Merupakan kemunduran yang luar biasa bagi sebuah hubungan jika salah satu pasangan sudah memutuskan bahwa mereka tak punya masa depan. Kata-kata cinta tak lagi punya makna jika kau bukan siapa-siapa baginya. Adamu tiada. Kau menjadi orang lain baginya. Kau perlu segera mengambil keputusan sebelum kau yang diputuskan. Tak usah bertengkar berkepanjangan. Cinta itu soal hati, dan sangat sedikit—atau bahkan sama sekali tidak—berhubungan dengan akal sehat.

Untuk mengerti, kita butuh hati. Untuk saling mengerti, kita butuh sehati. Kita berbeda arah, karena itulah kita berpisah. Tak perlu saling menyalahkan. Sebab, cinta tak pernah salah, pun rindu tak pernah benar. Pengadilan membuktikan kesalahan, ilmu pengetahuan membuktikan kebenaran, dan cinta meleburkan keduanya.

Jika cinta sudah tiada, tak perlu menghakimi masa lalu dan ia yang (pernah) kaucintai kan? Kenyataannya adalah kau tak lagi bias bersamanya, itu saja. Keadaannya kini berbeda: kalian tak lagi satu jiwa. Kalian tak bisa lagi berpelukan erat hingga seolah satu raga. Jalinan cinta yang telah dipisahkan oleh keputusan yang dewasa janganlah disambung lagi dengan pola kekanak-kanakan. Yang paling sering terjadi adalah menjelek-jelekkan bekas kekasih, menjadikannya olok-olok, padahal itu sederajat dengan membuka aib sendiri. Seburuk apa pun, ia jadi buruk karena tidak dijaga dengan baik oleh pasangannya. Mawas diri memang jadi sulit jika membenci.
Ternyata Tak Merindu

Kita sering hanya menerima kebaikan kekasih, tapi menolak keburukannya. Padahal apalah cinta jika tanpa daya merusak? Apalah rindu jika tanpa kekuatan merawat? Terlalu sering kita mudah menyerah pada hal-hal yang masih bisa diperbaiki. Jika tidak mencintaimu dalam sedih, ia bukan kekasih. Jika mencintaimu hanya dalam gembira, ia bukan cinta. Dan yang menumbangkan cinta sesungguhnya bukan selalu angin dari luar, tapi bisa jadi justru pengharapan yang terlalu tinggi.
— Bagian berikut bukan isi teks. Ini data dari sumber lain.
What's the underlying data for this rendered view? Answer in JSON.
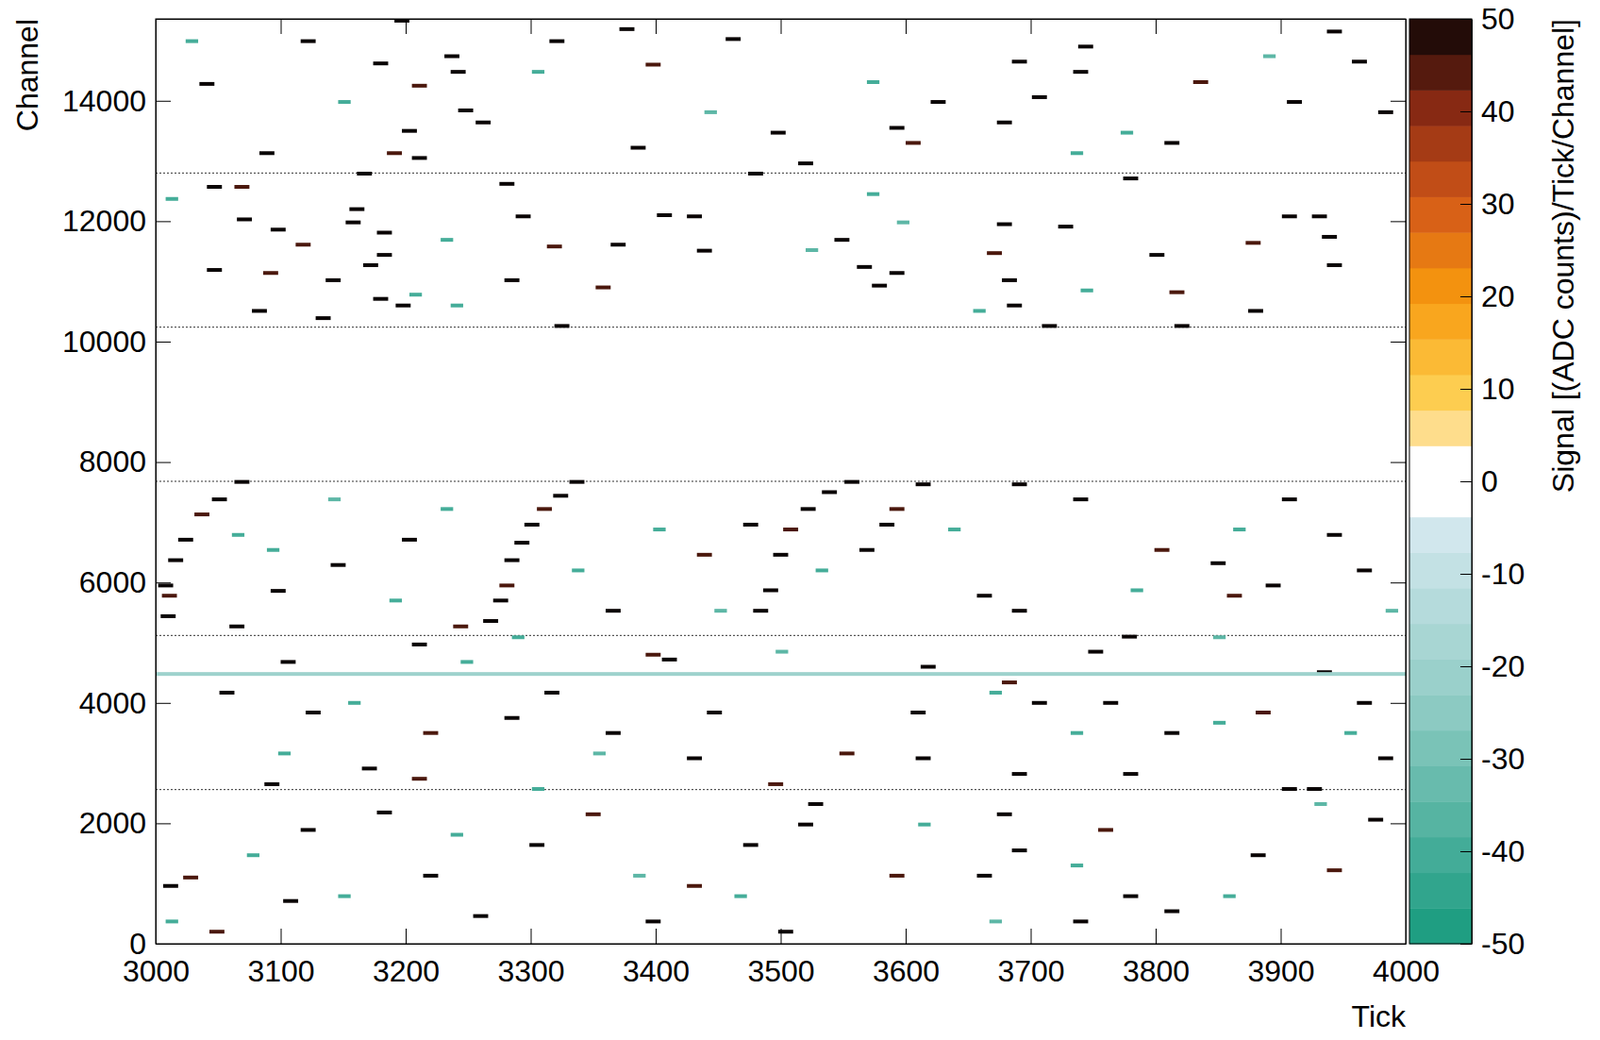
{
  "chart_data": {
    "type": "heatmap",
    "x_label": "Tick",
    "y_label": "Channel",
    "xlim": [
      3000,
      4000
    ],
    "ylim": [
      0,
      15360
    ],
    "xticks": [
      3000,
      3100,
      3200,
      3300,
      3400,
      3500,
      3600,
      3700,
      3800,
      3900,
      4000
    ],
    "yticks": [
      0,
      2000,
      4000,
      6000,
      8000,
      10000,
      12000,
      14000
    ],
    "boundaries": [
      2560,
      5120,
      7680,
      10240,
      12800
    ],
    "colorbar": {
      "label": "Signal [(ADC counts)/Tick/Channel]",
      "range": [
        -50,
        50
      ],
      "ticks": [
        -50,
        -40,
        -30,
        -20,
        -10,
        0,
        10,
        20,
        30,
        40,
        50
      ]
    },
    "cells": [
      [
        3191,
        3203,
        15330,
        50
      ],
      [
        3456,
        3468,
        15025,
        50
      ],
      [
        3174,
        3186,
        14620,
        50
      ],
      [
        3231,
        3243,
        14740,
        50
      ],
      [
        3236,
        3248,
        14480,
        50
      ],
      [
        3205,
        3217,
        14250,
        45
      ],
      [
        3256,
        3268,
        13640,
        50
      ],
      [
        3242,
        3254,
        13840,
        50
      ],
      [
        3197,
        3209,
        13500,
        50
      ],
      [
        3185,
        3197,
        13130,
        45
      ],
      [
        3205,
        3217,
        13050,
        50
      ],
      [
        3380,
        3392,
        13220,
        50
      ],
      [
        3492,
        3504,
        13470,
        50
      ],
      [
        3514,
        3526,
        12960,
        50
      ],
      [
        3600,
        3612,
        13300,
        45
      ],
      [
        3673,
        3685,
        13640,
        50
      ],
      [
        3701,
        3713,
        14060,
        50
      ],
      [
        3734,
        3746,
        14480,
        50
      ],
      [
        3738,
        3750,
        14900,
        50
      ],
      [
        3685,
        3697,
        14650,
        50
      ],
      [
        3957,
        3969,
        14650,
        50
      ],
      [
        3937,
        3949,
        15150,
        50
      ],
      [
        3830,
        3842,
        14310,
        45
      ],
      [
        3905,
        3917,
        13980,
        50
      ],
      [
        3978,
        3990,
        13810,
        50
      ],
      [
        3807,
        3819,
        13300,
        50
      ],
      [
        3620,
        3632,
        13980,
        50
      ],
      [
        3587,
        3599,
        13550,
        50
      ],
      [
        3315,
        3327,
        14990,
        50
      ],
      [
        3371,
        3383,
        15190,
        50
      ],
      [
        3392,
        3404,
        14600,
        45
      ],
      [
        3116,
        3128,
        14990,
        50
      ],
      [
        3035,
        3047,
        14280,
        50
      ],
      [
        3083,
        3095,
        13130,
        50
      ],
      [
        3024,
        3034,
        14990,
        -40
      ],
      [
        3301,
        3311,
        14480,
        -40
      ],
      [
        3439,
        3449,
        13810,
        -35
      ],
      [
        3569,
        3579,
        14310,
        -40
      ],
      [
        3772,
        3782,
        13470,
        -40
      ],
      [
        3886,
        3896,
        14740,
        -35
      ],
      [
        3146,
        3156,
        13980,
        -40
      ],
      [
        3732,
        3742,
        13130,
        -40
      ],
      [
        3161,
        3173,
        12790,
        50
      ],
      [
        3041,
        3053,
        12570,
        50
      ],
      [
        3063,
        3075,
        12570,
        45
      ],
      [
        3155,
        3167,
        12200,
        50
      ],
      [
        3065,
        3077,
        12030,
        50
      ],
      [
        3092,
        3104,
        11860,
        50
      ],
      [
        3152,
        3164,
        11980,
        50
      ],
      [
        3177,
        3189,
        11810,
        50
      ],
      [
        3112,
        3124,
        11610,
        45
      ],
      [
        3177,
        3189,
        11440,
        50
      ],
      [
        3166,
        3178,
        11270,
        50
      ],
      [
        3136,
        3148,
        11020,
        50
      ],
      [
        3041,
        3053,
        11190,
        50
      ],
      [
        3086,
        3098,
        11140,
        45
      ],
      [
        3174,
        3186,
        10710,
        50
      ],
      [
        3192,
        3204,
        10600,
        50
      ],
      [
        3077,
        3089,
        10510,
        50
      ],
      [
        3128,
        3140,
        10390,
        50
      ],
      [
        3275,
        3287,
        12620,
        50
      ],
      [
        3288,
        3300,
        12080,
        50
      ],
      [
        3313,
        3325,
        11580,
        45
      ],
      [
        3364,
        3376,
        11610,
        50
      ],
      [
        3401,
        3413,
        12100,
        50
      ],
      [
        3425,
        3437,
        12080,
        50
      ],
      [
        3433,
        3445,
        11510,
        50
      ],
      [
        3279,
        3291,
        11020,
        50
      ],
      [
        3352,
        3364,
        10900,
        45
      ],
      [
        3543,
        3555,
        11690,
        50
      ],
      [
        3561,
        3573,
        11240,
        50
      ],
      [
        3573,
        3585,
        10930,
        50
      ],
      [
        3587,
        3599,
        11140,
        50
      ],
      [
        3673,
        3685,
        11950,
        50
      ],
      [
        3665,
        3677,
        11470,
        45
      ],
      [
        3677,
        3689,
        11020,
        50
      ],
      [
        3681,
        3693,
        10600,
        50
      ],
      [
        3722,
        3734,
        11910,
        50
      ],
      [
        3774,
        3786,
        12710,
        50
      ],
      [
        3795,
        3807,
        11440,
        50
      ],
      [
        3811,
        3823,
        10820,
        45
      ],
      [
        3874,
        3886,
        10510,
        50
      ],
      [
        3901,
        3913,
        12080,
        50
      ],
      [
        3925,
        3937,
        12080,
        50
      ],
      [
        3933,
        3945,
        11740,
        50
      ],
      [
        3937,
        3949,
        11270,
        50
      ],
      [
        3872,
        3884,
        11640,
        45
      ],
      [
        3709,
        3721,
        10260,
        50
      ],
      [
        3815,
        3827,
        10260,
        50
      ],
      [
        3319,
        3331,
        10260,
        50
      ],
      [
        3474,
        3486,
        12790,
        50
      ],
      [
        3228,
        3238,
        11690,
        -40
      ],
      [
        3236,
        3246,
        10600,
        -40
      ],
      [
        3593,
        3603,
        11980,
        -35
      ],
      [
        3569,
        3579,
        12450,
        -40
      ],
      [
        3654,
        3664,
        10510,
        -40
      ],
      [
        3740,
        3750,
        10850,
        -40
      ],
      [
        3520,
        3530,
        11520,
        -35
      ],
      [
        3008,
        3018,
        12370,
        -40
      ],
      [
        3203,
        3213,
        10780,
        -40
      ],
      [
        3063,
        3075,
        7670,
        50
      ],
      [
        3045,
        3057,
        7380,
        50
      ],
      [
        3031,
        3043,
        7130,
        45
      ],
      [
        3018,
        3030,
        6710,
        50
      ],
      [
        3010,
        3022,
        6370,
        50
      ],
      [
        3002,
        3014,
        5950,
        50
      ],
      [
        3005,
        3017,
        5780,
        45
      ],
      [
        3004,
        3016,
        5440,
        50
      ],
      [
        3331,
        3343,
        7670,
        50
      ],
      [
        3318,
        3330,
        7440,
        50
      ],
      [
        3305,
        3317,
        7220,
        45
      ],
      [
        3295,
        3307,
        6960,
        50
      ],
      [
        3287,
        3299,
        6660,
        50
      ],
      [
        3279,
        3291,
        6370,
        50
      ],
      [
        3275,
        3287,
        5950,
        45
      ],
      [
        3270,
        3282,
        5700,
        50
      ],
      [
        3262,
        3274,
        5360,
        50
      ],
      [
        3551,
        3563,
        7670,
        50
      ],
      [
        3533,
        3545,
        7500,
        50
      ],
      [
        3516,
        3528,
        7220,
        50
      ],
      [
        3502,
        3514,
        6880,
        45
      ],
      [
        3494,
        3506,
        6460,
        50
      ],
      [
        3486,
        3498,
        5870,
        50
      ],
      [
        3478,
        3490,
        5530,
        50
      ],
      [
        3608,
        3620,
        7630,
        50
      ],
      [
        3587,
        3599,
        7220,
        45
      ],
      [
        3579,
        3591,
        6960,
        50
      ],
      [
        3563,
        3575,
        6540,
        50
      ],
      [
        3734,
        3746,
        7380,
        50
      ],
      [
        3685,
        3697,
        7630,
        50
      ],
      [
        3799,
        3811,
        6540,
        45
      ],
      [
        3901,
        3913,
        7380,
        50
      ],
      [
        3937,
        3949,
        6790,
        50
      ],
      [
        3961,
        3973,
        6200,
        50
      ],
      [
        3888,
        3900,
        5950,
        50
      ],
      [
        3857,
        3869,
        5780,
        45
      ],
      [
        3844,
        3856,
        6320,
        50
      ],
      [
        3685,
        3697,
        5530,
        50
      ],
      [
        3657,
        3669,
        5780,
        50
      ],
      [
        3470,
        3482,
        6960,
        50
      ],
      [
        3433,
        3445,
        6460,
        45
      ],
      [
        3197,
        3209,
        6710,
        50
      ],
      [
        3140,
        3152,
        6290,
        50
      ],
      [
        3092,
        3104,
        5860,
        50
      ],
      [
        3360,
        3372,
        5530,
        50
      ],
      [
        3238,
        3250,
        5270,
        45
      ],
      [
        3059,
        3071,
        5270,
        50
      ],
      [
        3061,
        3071,
        6790,
        -40
      ],
      [
        3089,
        3099,
        6540,
        -40
      ],
      [
        3138,
        3148,
        7380,
        -35
      ],
      [
        3228,
        3238,
        7220,
        -40
      ],
      [
        3333,
        3343,
        6200,
        -40
      ],
      [
        3398,
        3408,
        6880,
        -40
      ],
      [
        3447,
        3457,
        5530,
        -35
      ],
      [
        3634,
        3644,
        6880,
        -40
      ],
      [
        3780,
        3790,
        5870,
        -40
      ],
      [
        3862,
        3872,
        6880,
        -40
      ],
      [
        3984,
        3994,
        5530,
        -35
      ],
      [
        3528,
        3538,
        6200,
        -40
      ],
      [
        3187,
        3197,
        5700,
        -40
      ],
      [
        3205,
        3217,
        4970,
        50
      ],
      [
        3100,
        3112,
        4680,
        50
      ],
      [
        3392,
        3404,
        4800,
        45
      ],
      [
        3405,
        3417,
        4720,
        50
      ],
      [
        3773,
        3785,
        5100,
        50
      ],
      [
        3746,
        3758,
        4850,
        50
      ],
      [
        3612,
        3624,
        4600,
        50
      ],
      [
        3677,
        3689,
        4340,
        45
      ],
      [
        3701,
        3713,
        4000,
        50
      ],
      [
        3758,
        3770,
        4000,
        50
      ],
      [
        3051,
        3063,
        4170,
        50
      ],
      [
        3120,
        3132,
        3840,
        50
      ],
      [
        3214,
        3226,
        3500,
        45
      ],
      [
        3279,
        3291,
        3750,
        50
      ],
      [
        3311,
        3323,
        4170,
        50
      ],
      [
        3360,
        3372,
        3500,
        50
      ],
      [
        3441,
        3453,
        3840,
        50
      ],
      [
        3547,
        3559,
        3160,
        45
      ],
      [
        3604,
        3616,
        3840,
        50
      ],
      [
        3608,
        3620,
        3080,
        50
      ],
      [
        3685,
        3697,
        2820,
        50
      ],
      [
        3807,
        3819,
        3500,
        50
      ],
      [
        3880,
        3892,
        3840,
        45
      ],
      [
        3929,
        3941,
        4510,
        50
      ],
      [
        3978,
        3990,
        3080,
        50
      ],
      [
        3165,
        3177,
        2910,
        50
      ],
      [
        3087,
        3099,
        2650,
        50
      ],
      [
        3205,
        3217,
        2740,
        45
      ],
      [
        3774,
        3786,
        2820,
        50
      ],
      [
        3901,
        3913,
        2570,
        50
      ],
      [
        3921,
        3933,
        2570,
        50
      ],
      [
        3425,
        3437,
        3080,
        50
      ],
      [
        3490,
        3502,
        2650,
        45
      ],
      [
        3961,
        3973,
        4000,
        50
      ],
      [
        3154,
        3164,
        4000,
        -40
      ],
      [
        3244,
        3254,
        4680,
        -40
      ],
      [
        3496,
        3506,
        4850,
        -35
      ],
      [
        3667,
        3677,
        4170,
        -40
      ],
      [
        3732,
        3742,
        3500,
        -40
      ],
      [
        3846,
        3856,
        3670,
        -40
      ],
      [
        3350,
        3360,
        3160,
        -35
      ],
      [
        3098,
        3108,
        3160,
        -40
      ],
      [
        3951,
        3961,
        3500,
        -40
      ],
      [
        3285,
        3295,
        5090,
        -40
      ],
      [
        3846,
        3856,
        5090,
        -35
      ],
      [
        3301,
        3311,
        2570,
        -40
      ],
      [
        3000,
        4000,
        4480,
        -20
      ],
      [
        3177,
        3189,
        2180,
        50
      ],
      [
        3116,
        3128,
        1890,
        50
      ],
      [
        3022,
        3034,
        1100,
        45
      ],
      [
        3006,
        3018,
        960,
        50
      ],
      [
        3102,
        3114,
        710,
        50
      ],
      [
        3299,
        3311,
        1640,
        50
      ],
      [
        3344,
        3356,
        2150,
        45
      ],
      [
        3470,
        3482,
        1640,
        50
      ],
      [
        3522,
        3534,
        2320,
        50
      ],
      [
        3514,
        3526,
        1980,
        50
      ],
      [
        3587,
        3599,
        1130,
        45
      ],
      [
        3673,
        3685,
        2150,
        50
      ],
      [
        3685,
        3697,
        1550,
        50
      ],
      [
        3657,
        3669,
        1130,
        50
      ],
      [
        3754,
        3766,
        1890,
        45
      ],
      [
        3774,
        3786,
        790,
        50
      ],
      [
        3876,
        3888,
        1470,
        50
      ],
      [
        3970,
        3982,
        2060,
        50
      ],
      [
        3937,
        3949,
        1220,
        45
      ],
      [
        3392,
        3404,
        370,
        50
      ],
      [
        3498,
        3510,
        200,
        50
      ],
      [
        3254,
        3266,
        460,
        50
      ],
      [
        3043,
        3055,
        200,
        45
      ],
      [
        3807,
        3819,
        540,
        50
      ],
      [
        3214,
        3226,
        1130,
        50
      ],
      [
        3734,
        3746,
        370,
        50
      ],
      [
        3425,
        3437,
        960,
        45
      ],
      [
        3073,
        3083,
        1470,
        -40
      ],
      [
        3146,
        3156,
        790,
        -40
      ],
      [
        3382,
        3392,
        1130,
        -35
      ],
      [
        3463,
        3473,
        790,
        -40
      ],
      [
        3610,
        3620,
        1980,
        -40
      ],
      [
        3854,
        3864,
        790,
        -40
      ],
      [
        3927,
        3937,
        2320,
        -35
      ],
      [
        3732,
        3742,
        1300,
        -40
      ],
      [
        3236,
        3246,
        1810,
        -40
      ],
      [
        3008,
        3018,
        370,
        -40
      ],
      [
        3667,
        3677,
        370,
        -35
      ]
    ]
  }
}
Pertengkaran bukan kalimat yang baik untuk menulis kenangan. Tak perlu tanda seru yang bertubi-tubi untuk sebuah memori. Segala yang dimulai dengan kelembutan jangan diakhiri dengan kekerasan. Alangkah lebih baik jika yang kita ingat adalah cerita di kala bahagia. Dan berbicara mengenai keputusan tidak berarti berbicara tentang keputusasaan. Masih ada cara lain untuk tidak khawatir menghadapi takdir. Jika memang tak lagi bisa menjadi pasangan, siapa tahu masih bisa menjadi kawan kan?

Sebodoh-bodoh perbuatan bodoh takkan menghapus jodoh. Yang perlu kita sadari adalah setiap hal tak berdiri sendiri. Selalu ada cerita sebelum berjumpa, selalu ada kisah sebelum berpisah. Dan tak selamanya keputusan yang harus kalian ambil adalah berhenti berhubungan. Siapa tahu, jika dibahas baik-baik dari berbagai sudut, dan tanpa caci-maki serta teriakan, ya, siapa tahu, kalian mengambil keputusan yang lebih baik: start it all over again. Dari awal memulai lagi percintaan.